LIKE RIDING A BIKE…

Luke 8.22–25 ESV 

 
22 One day he got into a boat with his disciples, and he said to them, “Let us go across to the other side of the lake.” So they set out, 

23 and as they sailed he fell asleep. And a windstorm came down on the lake, and they were filling with water and were in danger.

24 And they went and woke him, saying, “Master, Master, we are perishing!” And he awoke and rebuked the wind and the raging waves, and they ceased, and there was a calm.

25 He said to them, “Where is your faith?” And they were afraid, and they marveled, saying to one another, “Who then is this, that he commands even winds and water, and they obey him?”


Growing up, riding a bike was an essential part of being a typical American kid.

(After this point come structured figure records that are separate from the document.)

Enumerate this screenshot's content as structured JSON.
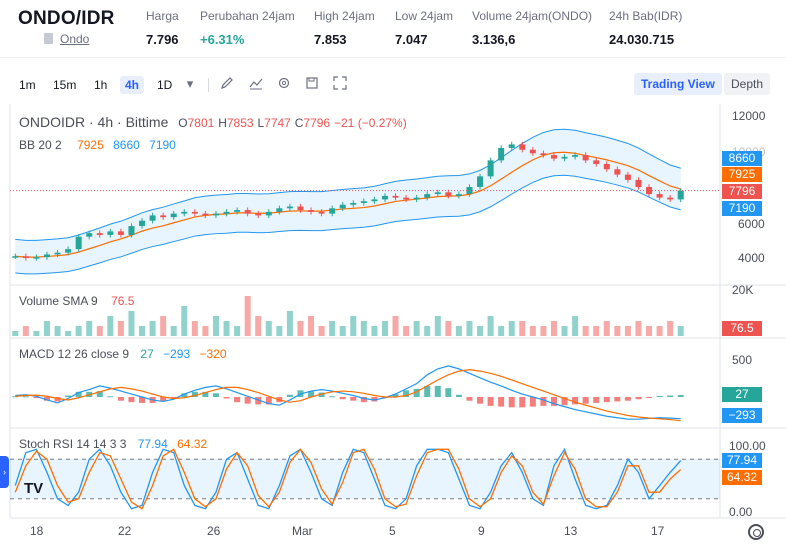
{
  "header": {
    "pair": "ONDO/IDR",
    "coin_link": "Ondo",
    "stats": [
      {
        "label": "Harga",
        "value": "7.796",
        "color": "#131722"
      },
      {
        "label": "Perubahan 24jam",
        "value": "+6.31%",
        "color": "#26a69a"
      },
      {
        "label": "High 24jam",
        "value": "7.853",
        "color": "#131722"
      },
      {
        "label": "Low 24jam",
        "value": "7.047",
        "color": "#131722"
      },
      {
        "label": "Volume 24jam(ONDO)",
        "value": "3.136,6",
        "color": "#131722"
      },
      {
        "label": "24h Bab(IDR)",
        "value": "24.030.715",
        "color": "#131722"
      }
    ]
  },
  "toolbar": {
    "timeframes": [
      "1m",
      "15m",
      "1h",
      "4h",
      "1D"
    ],
    "active_timeframe": "4h",
    "icons": [
      "dropdown-icon",
      "pencil-icon",
      "indicator-icon",
      "gear-icon",
      "save-icon",
      "fullscreen-icon"
    ],
    "trading_view_label": "Trading View",
    "depth_label": "Depth"
  },
  "chart": {
    "legend": {
      "symbol": "ONDOIDR · 4h · Bittime",
      "o_label": "O",
      "o": "7801",
      "h_label": "H",
      "h": "7853",
      "l_label": "L",
      "l": "7747",
      "c_label": "C",
      "c": "7796",
      "change": "−21 (−0.27%)",
      "bb_label": "BB 20 2",
      "bb_mid": "7925",
      "bb_upper": "8660",
      "bb_lower": "7190",
      "vol_label": "Volume SMA 9",
      "vol_val": "76.5",
      "macd_label": "MACD 12 26 close 9",
      "macd_v1": "27",
      "macd_v2": "−293",
      "macd_v3": "−320",
      "stoch_label": "Stoch RSI 14 14 3 3",
      "stoch_k": "77.94",
      "stoch_d": "64.32"
    },
    "price_axis": [
      "12000",
      "8000",
      "6000",
      "4000"
    ],
    "price_axis_covered": "10000",
    "vol_axis": "20K",
    "macd_axis": "500",
    "stoch_axis": [
      "100.00",
      "0.00"
    ],
    "tags": {
      "bb_upper": "8660",
      "bb_mid": "7925",
      "close": "7796",
      "bb_lower": "7190",
      "vol": "76.5",
      "macd": "27",
      "macd_signal": "−293",
      "stoch_k": "77.94",
      "stoch_d": "64.32"
    },
    "x_axis": [
      "18",
      "22",
      "26",
      "Mar",
      "5",
      "9",
      "13",
      "17"
    ],
    "colors": {
      "up": "#26a69a",
      "down": "#ef5350",
      "bb_band": "#2196f3",
      "bb_mid": "#ff6d00",
      "macd_line": "#2196f3",
      "signal_line": "#ff6d00",
      "stoch_k": "#2196f3",
      "stoch_d": "#ff6d00",
      "accent": "#2962ff"
    },
    "price_series": [
      4100,
      4000,
      4050,
      4200,
      4300,
      4500,
      5200,
      5400,
      5300,
      5500,
      5300,
      5800,
      6100,
      6400,
      6300,
      6500,
      6600,
      6500,
      6400,
      6500,
      6600,
      6700,
      6500,
      6400,
      6600,
      6800,
      6900,
      6700,
      6600,
      6500,
      6800,
      7000,
      7100,
      7200,
      7300,
      7500,
      7400,
      7300,
      7400,
      7600,
      7700,
      7500,
      7600,
      8000,
      8600,
      9500,
      10200,
      10400,
      10100,
      9900,
      9800,
      9600,
      9700,
      9800,
      9500,
      9300,
      9000,
      8700,
      8400,
      8000,
      7600,
      7400,
      7300,
      7796
    ],
    "volume_series": [
      1,
      2,
      1,
      3,
      2,
      1,
      2,
      3,
      2,
      4,
      3,
      5,
      2,
      3,
      4,
      2,
      6,
      3,
      2,
      4,
      3,
      2,
      8,
      4,
      3,
      2,
      5,
      3,
      4,
      2,
      3,
      2,
      4,
      3,
      2,
      3,
      4,
      2,
      3,
      2,
      4,
      3,
      2,
      3,
      2,
      4,
      2,
      3,
      3,
      2,
      2,
      3,
      2,
      4,
      2,
      2,
      3,
      2,
      2,
      3,
      2,
      2,
      3,
      2
    ],
    "macd_series": [
      20,
      30,
      10,
      -40,
      -80,
      -20,
      60,
      100,
      150,
      120,
      80,
      40,
      0,
      -40,
      -60,
      -30,
      40,
      90,
      130,
      150,
      110,
      60,
      10,
      -40,
      -90,
      -110,
      -40,
      40,
      80,
      100,
      80,
      50,
      20,
      -20,
      -40,
      -10,
      40,
      110,
      180,
      300,
      380,
      420,
      380,
      320,
      260,
      200,
      150,
      90,
      40,
      0,
      -40,
      -90,
      -130,
      -170,
      -200,
      -230,
      -260,
      -280,
      -300,
      -300,
      -290,
      -280,
      -285,
      -293
    ],
    "signal_series": [
      10,
      20,
      25,
      10,
      -20,
      -40,
      -10,
      30,
      70,
      110,
      130,
      110,
      80,
      40,
      0,
      -20,
      -10,
      20,
      60,
      100,
      130,
      130,
      100,
      60,
      10,
      -40,
      -70,
      -50,
      0,
      40,
      70,
      80,
      70,
      50,
      20,
      0,
      0,
      20,
      70,
      150,
      230,
      300,
      350,
      370,
      350,
      320,
      280,
      230,
      180,
      130,
      80,
      30,
      -20,
      -70,
      -110,
      -150,
      -190,
      -220,
      -250,
      -270,
      -285,
      -295,
      -305,
      -320
    ],
    "stoch_k_series": [
      40,
      90,
      95,
      60,
      20,
      10,
      30,
      80,
      95,
      70,
      30,
      5,
      10,
      60,
      95,
      90,
      40,
      10,
      5,
      30,
      80,
      90,
      50,
      10,
      5,
      40,
      85,
      95,
      60,
      20,
      10,
      60,
      95,
      90,
      50,
      10,
      5,
      20,
      70,
      95,
      95,
      90,
      50,
      10,
      5,
      30,
      70,
      90,
      60,
      20,
      10,
      70,
      95,
      50,
      10,
      5,
      10,
      40,
      80,
      60,
      20,
      40,
      60,
      77.94
    ],
    "stoch_d_series": [
      30,
      70,
      92,
      80,
      40,
      15,
      20,
      60,
      90,
      85,
      50,
      15,
      5,
      40,
      85,
      95,
      60,
      20,
      8,
      20,
      65,
      90,
      70,
      25,
      8,
      30,
      75,
      95,
      75,
      35,
      12,
      45,
      90,
      95,
      65,
      20,
      8,
      12,
      55,
      90,
      95,
      95,
      65,
      20,
      8,
      20,
      60,
      85,
      70,
      30,
      12,
      55,
      90,
      65,
      20,
      8,
      8,
      30,
      70,
      70,
      30,
      30,
      50,
      64.32
    ]
  }
}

The desire often began with watching the older kids zoom down the sidewalk, go places you couldn’t normally go, or do things that seemed cool and borderline dangerous. It made you want to ride, until the time came to actually get one one. 

On some level you have to admit that it was a bit scary at first, the idea of balancing on two wheels without any help, hoping not to fall and hurt yourself. 

Now, I’m not a risk taker and I’m bit cautious. As a child I rarely took a chance. So jumping on a two wheeled death trap and pointing myself down hill was the last thing I wanted to do. But it was so cool, watching the other kids on their bikes. And yes, in the end, the desire to fly across the pavement won out and I asked for a bike for Christmas, which is also my birthday, so I knew it was a sure thing. 

On December 25, 1988, my 7th birthday, there was a brand new royal blue Huffy bike next to the tree. I couldn’t wait to try it out…but I did wait, because even though I got exactly what I wanted I was terrified to actually ride it. 

How was this going to work? I’d tried to ride my friends bikes, which usually ended with me going sideways and ending up on the concrete with a skinned knee. My dad was determined to get me up and riding that new bike, so one Saturday afternoon he had me out in the front yard. Its almost funny now but I was so scared. For me there was nothing more frightening than the idea of my dad letting go of the bike.   

I don’t know what technique your bicycle coach used but my dad stood on the left side of the bike, with one hand on the handle bar and the other grasping the back of the seat. He would push the bike for me, letting me get a feel of the bike in motion and a feel for what balancing was like. He then worked on peddling, encouraging me to put more and more weight on the peddles. 

After a while, I was pretty much peddling on my own but my steering was terrible. We’d work on that, him holding the bike up, and just when I had that down we’d have to go back and work on peddling again. God bless him, it took a ridiculous amount of patience to work with a kid who couldn’t stop thinking about falling off. Why couldn’t I trust my dad? Why couldn’t I trust in his presence, in the skills he was instilling in me? 

The disciples in our text are no different. They had seen Jesus work and there’s no doubt from the testimony of the four Gospels that they desired to do the work Jesus did. Jesus says in the Gospel of John that the disciples would do greater things than He did (John 14.12). But there is a fear that holds them back from doing extraordinary things. 

If they would just trust in His presence, trust in His hand at their back. If they would trust in the power that He instills in them through faith. And that is the issue, is it not? That pesky fear that sits in the place of faith. The question that struck my heart this week was Jesus’ question to them, after calming the storm, when He said, “Where is your faith?” 

That’s it, isn’t it?! We look at what is going on outside of us, around us, beside us, and inside us and Jesus is calling out, “Where is your faith?” To me, it almost sounded like Jesus was telling me to go and get it, like I had forgotten it or left it somewhere; like it was out back in the utility shed. 

But when we develop even the slightest faith, faith as small as a mustard seed even, we can move mountains or even calm storms.   

Since Jesus’ main focus was salvation, the lesson reveals itself as trusting in what Jesus has done FOR us, no matter how bad or crazy things seem. He calls out to us, “Where is your faith?” But hear it like this, “Where is your faith? Go and get it. Put it in your pocket; wear it on your back; carry it with you every where you go. Plant it deep in the soil of your heart and let it yield strength, peace, and assurance.”  

The fearful disciples exclaimed after the storm calmed, “Who is this, that even the wind and the waves obey Him?” But if we take up our faith, if we have it with us we can say before the storm comes, “I serve the One whom the wind and waves obey!” This is the cry of people who have claimed the victory of the cross, the people who exercise faith instead of fear. 

Call upon the Lord today, whether before, during, or after the storm. May you go today knowing that He is Lord over all things—Lord over life and over death; Lord over the calm and over the calamity; Lord over faith and over fear. But claim faith today, the power God has given you over fear, and hear His forever words of “Peace, be still.” Amen.